Dios, patria y poder

El nacionalismo cristiano que busca conquistar Estados Unidos

Con el nuevo desembarco de Donald Trump en la casa Blanca, los nacionalistas cristianos creen que llegó el momento de «purificar» a Estados Unidos -extirpando, por ejemplo, la «ideología woke»- e implementar el «plan de dios» instaurando la prioridad de los valores cristianos -tal como ellos los conciben- en la política y el derecho. Un proyecto que encarna una fuerte amenaza para la democracia.

Antonella Marty

Dios, patria y poder

Desde su vuelta a la Casa Blanca, Donald Trump ha reafirmado su alianza con el nacionalismo cristiano blanco, otorgándole un acceso sin precedentes al poder del gobierno federal. Recientemente, nombró a la telepredicadora evangélica y exponente de la teología de la prosperidad estadounidense, Paula White, al frente de la recién creada White House Faith Office (Oficina de la Casa Blanca para la Fe), una agencia creada con el argumento de «fortalecer a las familias estadounidenses». En línea con esta agenda, anunció también la emisión de una orden ejecutiva para establecer un grupo de trabajo contra el «sesgo anticristiano», con el objetivo de perseguir una supuesta «violencia contra la comunidad cristiana».

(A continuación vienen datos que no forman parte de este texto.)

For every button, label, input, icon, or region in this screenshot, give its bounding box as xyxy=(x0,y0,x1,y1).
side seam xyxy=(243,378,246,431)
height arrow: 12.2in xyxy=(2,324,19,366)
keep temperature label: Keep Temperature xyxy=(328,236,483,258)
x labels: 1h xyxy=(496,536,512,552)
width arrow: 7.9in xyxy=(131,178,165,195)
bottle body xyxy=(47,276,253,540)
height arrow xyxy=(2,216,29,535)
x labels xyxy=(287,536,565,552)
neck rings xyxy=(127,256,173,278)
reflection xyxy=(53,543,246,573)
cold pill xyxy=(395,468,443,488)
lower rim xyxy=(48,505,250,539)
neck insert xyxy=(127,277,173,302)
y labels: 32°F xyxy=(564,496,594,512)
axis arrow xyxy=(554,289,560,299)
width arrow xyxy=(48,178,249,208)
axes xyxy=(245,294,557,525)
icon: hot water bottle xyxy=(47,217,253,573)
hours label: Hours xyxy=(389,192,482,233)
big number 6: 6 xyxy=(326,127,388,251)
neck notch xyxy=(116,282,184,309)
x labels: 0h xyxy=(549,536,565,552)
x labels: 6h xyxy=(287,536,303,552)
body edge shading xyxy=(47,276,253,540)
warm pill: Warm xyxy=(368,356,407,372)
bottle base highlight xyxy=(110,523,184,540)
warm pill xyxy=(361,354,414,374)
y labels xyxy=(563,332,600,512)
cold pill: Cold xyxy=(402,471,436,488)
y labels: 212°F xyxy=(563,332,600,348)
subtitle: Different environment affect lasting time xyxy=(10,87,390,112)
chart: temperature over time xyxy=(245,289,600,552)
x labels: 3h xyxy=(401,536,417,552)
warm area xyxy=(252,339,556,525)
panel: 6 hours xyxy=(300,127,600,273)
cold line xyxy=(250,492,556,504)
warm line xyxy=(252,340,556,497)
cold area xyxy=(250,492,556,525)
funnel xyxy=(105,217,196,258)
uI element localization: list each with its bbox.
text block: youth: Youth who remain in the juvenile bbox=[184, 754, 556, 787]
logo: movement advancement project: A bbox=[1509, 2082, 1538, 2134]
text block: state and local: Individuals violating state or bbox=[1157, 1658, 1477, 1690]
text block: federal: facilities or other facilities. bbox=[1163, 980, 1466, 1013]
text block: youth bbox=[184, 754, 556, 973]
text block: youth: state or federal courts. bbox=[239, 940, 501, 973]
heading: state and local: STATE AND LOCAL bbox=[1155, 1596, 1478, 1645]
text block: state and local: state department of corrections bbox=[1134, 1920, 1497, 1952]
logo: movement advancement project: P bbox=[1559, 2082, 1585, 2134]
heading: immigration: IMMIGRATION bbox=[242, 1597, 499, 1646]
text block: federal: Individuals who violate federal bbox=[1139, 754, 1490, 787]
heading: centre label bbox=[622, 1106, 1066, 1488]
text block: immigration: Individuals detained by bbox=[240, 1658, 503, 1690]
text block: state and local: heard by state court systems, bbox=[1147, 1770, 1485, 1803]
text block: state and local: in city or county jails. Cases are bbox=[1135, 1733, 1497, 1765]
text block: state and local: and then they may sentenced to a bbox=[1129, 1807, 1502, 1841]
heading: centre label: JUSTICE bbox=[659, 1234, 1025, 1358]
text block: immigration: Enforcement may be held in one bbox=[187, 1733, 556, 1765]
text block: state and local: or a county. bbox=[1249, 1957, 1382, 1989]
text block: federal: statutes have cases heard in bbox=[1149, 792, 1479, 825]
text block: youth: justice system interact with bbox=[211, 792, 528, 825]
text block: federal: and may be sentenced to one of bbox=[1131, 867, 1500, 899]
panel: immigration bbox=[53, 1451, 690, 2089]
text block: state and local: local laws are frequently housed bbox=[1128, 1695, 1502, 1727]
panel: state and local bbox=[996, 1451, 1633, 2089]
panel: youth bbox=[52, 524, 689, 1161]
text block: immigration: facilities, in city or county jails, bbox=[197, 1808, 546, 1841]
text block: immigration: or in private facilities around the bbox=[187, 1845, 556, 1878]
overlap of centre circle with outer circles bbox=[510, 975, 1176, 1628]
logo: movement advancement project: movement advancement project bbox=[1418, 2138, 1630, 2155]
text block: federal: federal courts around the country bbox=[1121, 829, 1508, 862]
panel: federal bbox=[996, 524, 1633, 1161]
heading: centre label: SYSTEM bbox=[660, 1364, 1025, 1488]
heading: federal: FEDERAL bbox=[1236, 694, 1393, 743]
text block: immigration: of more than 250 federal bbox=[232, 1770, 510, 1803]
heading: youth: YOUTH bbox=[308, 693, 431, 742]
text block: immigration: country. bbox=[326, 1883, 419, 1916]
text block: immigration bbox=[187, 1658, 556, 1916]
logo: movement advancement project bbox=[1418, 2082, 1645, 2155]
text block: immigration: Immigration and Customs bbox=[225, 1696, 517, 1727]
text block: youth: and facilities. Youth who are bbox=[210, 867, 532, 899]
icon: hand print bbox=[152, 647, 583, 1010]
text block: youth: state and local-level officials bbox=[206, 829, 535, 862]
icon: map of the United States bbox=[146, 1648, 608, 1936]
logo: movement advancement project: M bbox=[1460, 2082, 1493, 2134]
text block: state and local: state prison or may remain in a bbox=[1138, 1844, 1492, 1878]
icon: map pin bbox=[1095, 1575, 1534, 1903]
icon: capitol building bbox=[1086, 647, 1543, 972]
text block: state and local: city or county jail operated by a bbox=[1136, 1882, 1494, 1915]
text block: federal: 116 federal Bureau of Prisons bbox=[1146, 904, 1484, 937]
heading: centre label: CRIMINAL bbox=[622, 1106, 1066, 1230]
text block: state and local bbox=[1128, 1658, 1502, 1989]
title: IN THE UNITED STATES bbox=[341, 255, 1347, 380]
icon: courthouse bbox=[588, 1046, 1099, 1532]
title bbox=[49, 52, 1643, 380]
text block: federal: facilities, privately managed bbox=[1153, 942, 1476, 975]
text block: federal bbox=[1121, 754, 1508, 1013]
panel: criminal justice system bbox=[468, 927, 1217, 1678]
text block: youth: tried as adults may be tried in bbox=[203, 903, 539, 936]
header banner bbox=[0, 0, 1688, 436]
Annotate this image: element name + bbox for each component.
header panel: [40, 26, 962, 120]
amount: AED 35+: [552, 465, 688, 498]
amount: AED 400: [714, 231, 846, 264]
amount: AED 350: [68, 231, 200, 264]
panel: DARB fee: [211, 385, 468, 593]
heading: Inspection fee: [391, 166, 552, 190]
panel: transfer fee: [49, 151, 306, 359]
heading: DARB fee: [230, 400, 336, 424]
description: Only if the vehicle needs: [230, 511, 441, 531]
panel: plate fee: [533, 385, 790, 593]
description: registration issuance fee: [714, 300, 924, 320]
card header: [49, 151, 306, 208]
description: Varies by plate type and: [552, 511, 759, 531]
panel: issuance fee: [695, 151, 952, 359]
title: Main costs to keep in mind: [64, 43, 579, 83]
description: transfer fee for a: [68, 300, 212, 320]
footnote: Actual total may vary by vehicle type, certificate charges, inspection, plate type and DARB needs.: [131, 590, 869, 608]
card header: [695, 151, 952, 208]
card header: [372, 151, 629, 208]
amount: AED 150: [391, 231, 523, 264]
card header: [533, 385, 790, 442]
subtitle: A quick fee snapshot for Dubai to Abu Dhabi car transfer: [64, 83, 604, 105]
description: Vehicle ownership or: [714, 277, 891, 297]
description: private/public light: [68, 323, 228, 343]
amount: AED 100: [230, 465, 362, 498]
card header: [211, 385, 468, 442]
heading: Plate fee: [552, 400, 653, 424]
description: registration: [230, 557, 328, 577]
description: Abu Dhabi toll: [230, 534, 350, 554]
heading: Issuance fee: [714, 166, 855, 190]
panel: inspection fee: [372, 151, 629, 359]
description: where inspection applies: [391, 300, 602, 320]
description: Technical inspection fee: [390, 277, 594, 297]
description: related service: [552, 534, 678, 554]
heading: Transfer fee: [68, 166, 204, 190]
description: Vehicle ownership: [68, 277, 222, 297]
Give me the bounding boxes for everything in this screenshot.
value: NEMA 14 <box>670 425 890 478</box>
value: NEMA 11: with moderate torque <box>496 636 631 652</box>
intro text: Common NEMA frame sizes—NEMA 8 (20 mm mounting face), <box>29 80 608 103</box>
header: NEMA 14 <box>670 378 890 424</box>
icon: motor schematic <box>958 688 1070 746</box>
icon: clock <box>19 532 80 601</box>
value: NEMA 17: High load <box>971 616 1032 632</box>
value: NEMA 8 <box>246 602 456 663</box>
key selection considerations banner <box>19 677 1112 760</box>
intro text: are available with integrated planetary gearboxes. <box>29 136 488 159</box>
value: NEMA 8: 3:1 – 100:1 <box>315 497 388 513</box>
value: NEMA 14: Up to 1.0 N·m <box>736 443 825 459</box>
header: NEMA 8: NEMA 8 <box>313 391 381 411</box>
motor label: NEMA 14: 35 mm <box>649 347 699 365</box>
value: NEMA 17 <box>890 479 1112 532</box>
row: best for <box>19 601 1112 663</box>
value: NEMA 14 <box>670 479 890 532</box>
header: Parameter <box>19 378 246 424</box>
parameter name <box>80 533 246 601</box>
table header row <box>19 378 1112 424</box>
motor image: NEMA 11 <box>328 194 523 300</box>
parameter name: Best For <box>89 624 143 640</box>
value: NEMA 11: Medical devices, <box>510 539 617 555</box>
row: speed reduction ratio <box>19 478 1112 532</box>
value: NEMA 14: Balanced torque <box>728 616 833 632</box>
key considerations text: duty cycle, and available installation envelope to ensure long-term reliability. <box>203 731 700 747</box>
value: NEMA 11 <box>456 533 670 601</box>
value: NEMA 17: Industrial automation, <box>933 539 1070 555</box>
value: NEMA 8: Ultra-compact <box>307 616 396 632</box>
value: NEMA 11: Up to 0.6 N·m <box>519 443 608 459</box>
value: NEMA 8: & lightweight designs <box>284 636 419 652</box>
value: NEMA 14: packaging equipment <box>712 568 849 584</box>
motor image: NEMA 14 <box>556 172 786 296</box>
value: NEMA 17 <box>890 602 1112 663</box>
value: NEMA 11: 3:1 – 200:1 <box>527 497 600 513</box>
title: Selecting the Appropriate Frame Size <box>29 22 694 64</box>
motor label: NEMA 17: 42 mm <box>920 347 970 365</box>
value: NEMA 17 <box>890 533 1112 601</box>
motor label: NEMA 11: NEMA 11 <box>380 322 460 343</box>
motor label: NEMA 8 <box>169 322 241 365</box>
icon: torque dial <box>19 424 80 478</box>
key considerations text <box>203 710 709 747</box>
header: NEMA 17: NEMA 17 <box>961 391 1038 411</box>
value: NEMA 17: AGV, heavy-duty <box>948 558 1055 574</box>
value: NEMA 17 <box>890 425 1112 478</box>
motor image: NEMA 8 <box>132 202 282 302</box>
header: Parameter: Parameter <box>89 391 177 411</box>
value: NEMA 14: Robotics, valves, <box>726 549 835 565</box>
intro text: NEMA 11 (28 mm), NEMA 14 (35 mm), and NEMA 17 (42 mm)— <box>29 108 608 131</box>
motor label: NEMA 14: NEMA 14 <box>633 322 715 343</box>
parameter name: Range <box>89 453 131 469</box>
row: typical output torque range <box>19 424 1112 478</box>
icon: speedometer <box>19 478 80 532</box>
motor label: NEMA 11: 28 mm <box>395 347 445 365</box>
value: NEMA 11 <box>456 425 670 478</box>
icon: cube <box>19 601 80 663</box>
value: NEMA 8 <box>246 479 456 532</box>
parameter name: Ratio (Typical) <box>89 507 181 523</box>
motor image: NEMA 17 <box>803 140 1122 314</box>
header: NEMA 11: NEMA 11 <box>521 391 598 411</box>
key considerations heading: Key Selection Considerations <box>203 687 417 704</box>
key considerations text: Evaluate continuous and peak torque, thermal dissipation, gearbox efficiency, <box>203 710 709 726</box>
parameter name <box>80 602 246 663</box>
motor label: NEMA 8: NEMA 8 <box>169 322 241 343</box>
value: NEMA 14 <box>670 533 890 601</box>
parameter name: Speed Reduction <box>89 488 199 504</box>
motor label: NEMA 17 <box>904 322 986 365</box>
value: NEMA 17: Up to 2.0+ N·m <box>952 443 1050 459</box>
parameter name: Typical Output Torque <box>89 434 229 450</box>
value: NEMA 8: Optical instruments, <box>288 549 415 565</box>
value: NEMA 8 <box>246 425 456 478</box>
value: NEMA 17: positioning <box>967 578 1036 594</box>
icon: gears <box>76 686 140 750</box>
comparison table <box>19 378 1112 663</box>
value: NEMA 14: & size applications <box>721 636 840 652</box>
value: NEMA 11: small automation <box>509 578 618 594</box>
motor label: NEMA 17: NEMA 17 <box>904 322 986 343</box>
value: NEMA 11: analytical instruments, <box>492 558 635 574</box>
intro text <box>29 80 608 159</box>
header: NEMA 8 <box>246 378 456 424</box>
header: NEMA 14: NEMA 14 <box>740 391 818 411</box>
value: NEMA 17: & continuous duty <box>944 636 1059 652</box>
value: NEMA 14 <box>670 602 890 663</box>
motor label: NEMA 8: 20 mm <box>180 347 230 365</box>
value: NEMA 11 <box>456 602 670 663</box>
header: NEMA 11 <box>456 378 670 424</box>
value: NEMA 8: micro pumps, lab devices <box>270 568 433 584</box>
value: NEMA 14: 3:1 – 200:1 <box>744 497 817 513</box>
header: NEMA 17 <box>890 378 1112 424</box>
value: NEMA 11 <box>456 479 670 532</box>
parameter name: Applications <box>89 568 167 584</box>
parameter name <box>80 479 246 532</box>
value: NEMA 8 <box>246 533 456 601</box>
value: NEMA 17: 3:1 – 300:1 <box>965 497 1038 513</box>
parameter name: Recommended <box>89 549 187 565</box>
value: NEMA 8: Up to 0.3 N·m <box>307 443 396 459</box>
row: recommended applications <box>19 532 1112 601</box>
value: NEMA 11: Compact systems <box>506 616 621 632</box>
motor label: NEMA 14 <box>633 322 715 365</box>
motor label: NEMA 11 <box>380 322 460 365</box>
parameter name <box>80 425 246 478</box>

Con un Partido Republicano bajo su control y una Corte Suprema de mayoría conservadora, Trump intensifica su retórica religiosa, con campañas en las que se lo ha visto rodeado de políticos y pastores que bajan la cabeza, colocan sus manos sobre él, cierran los ojos y le rezan cual mesías en un éxtasis narcisista, al tiempo que los llama «mis hermosos cristianos». En julio de 2024, Trump se dirigió a los cristianos a quienes les pidió el voto y les dijo: «En cuatro años no tendrán que votar de nuevo. Lo habremos solucionado tan bien que no tendrán que votar, mis hermosos cristianos».

El nacionalismo cristiano es un movimiento político-religioso que surge con la intención de crear una nación cristiana y perpetuar la falsa narrativa de que Estados Unidos fue, alguna vez, una nación cristiana, pero que ya no lo es por culpa de una crisis moral producto de la cultura «woke» (transformado en sinónimo de avance en materia de derechos sociales y libertad) o una «decadencia moral de occidente» (argumento que repiten las nuevas derechas, desde Donald Trump hasta Nayib Bukele y Javier Milei). Este movimiento tiene el propósito específico de convertir (o retornar, según sus narrativas) a Estados Unidos en una nación bajo leyes cristianas. Como sintetizó el columnista del New York Times David French, «el problema con el nacionalismo cristiano no tiene nada que ver con la participación cristiana en la política, sino con la creencia de que los valores cristianos deberían tener prioridad en la política y el derecho. Puede manifestarse en la ideología, la identidad y las emociones. Además, si llegara a arraigarse, cambiaría por completo la Constitución y fracturaría nuestra sociedad».

Este movimiento es diverso y tiene múltiples variantes, que abarcan desde sectores del catolicismo y del protestantismo hasta iglesias y megaiglesias pentecostales y neopentecostales, cada una con su propia interpretación y enfoque, pero todas con el mismo objetivo: hacernos creer que Estados Unidos, desde la década de 1960, se ha alejado de Dios y debe ser castigado por ello. Los nacionalistas cristianos consideran a Estados Unidos como elegido por Dios para cumplir un propósito especial en la historia defienden que las personas que fundaron el país lo hicieron en nombre del cristianismo, lo cual es una falsedad histórica.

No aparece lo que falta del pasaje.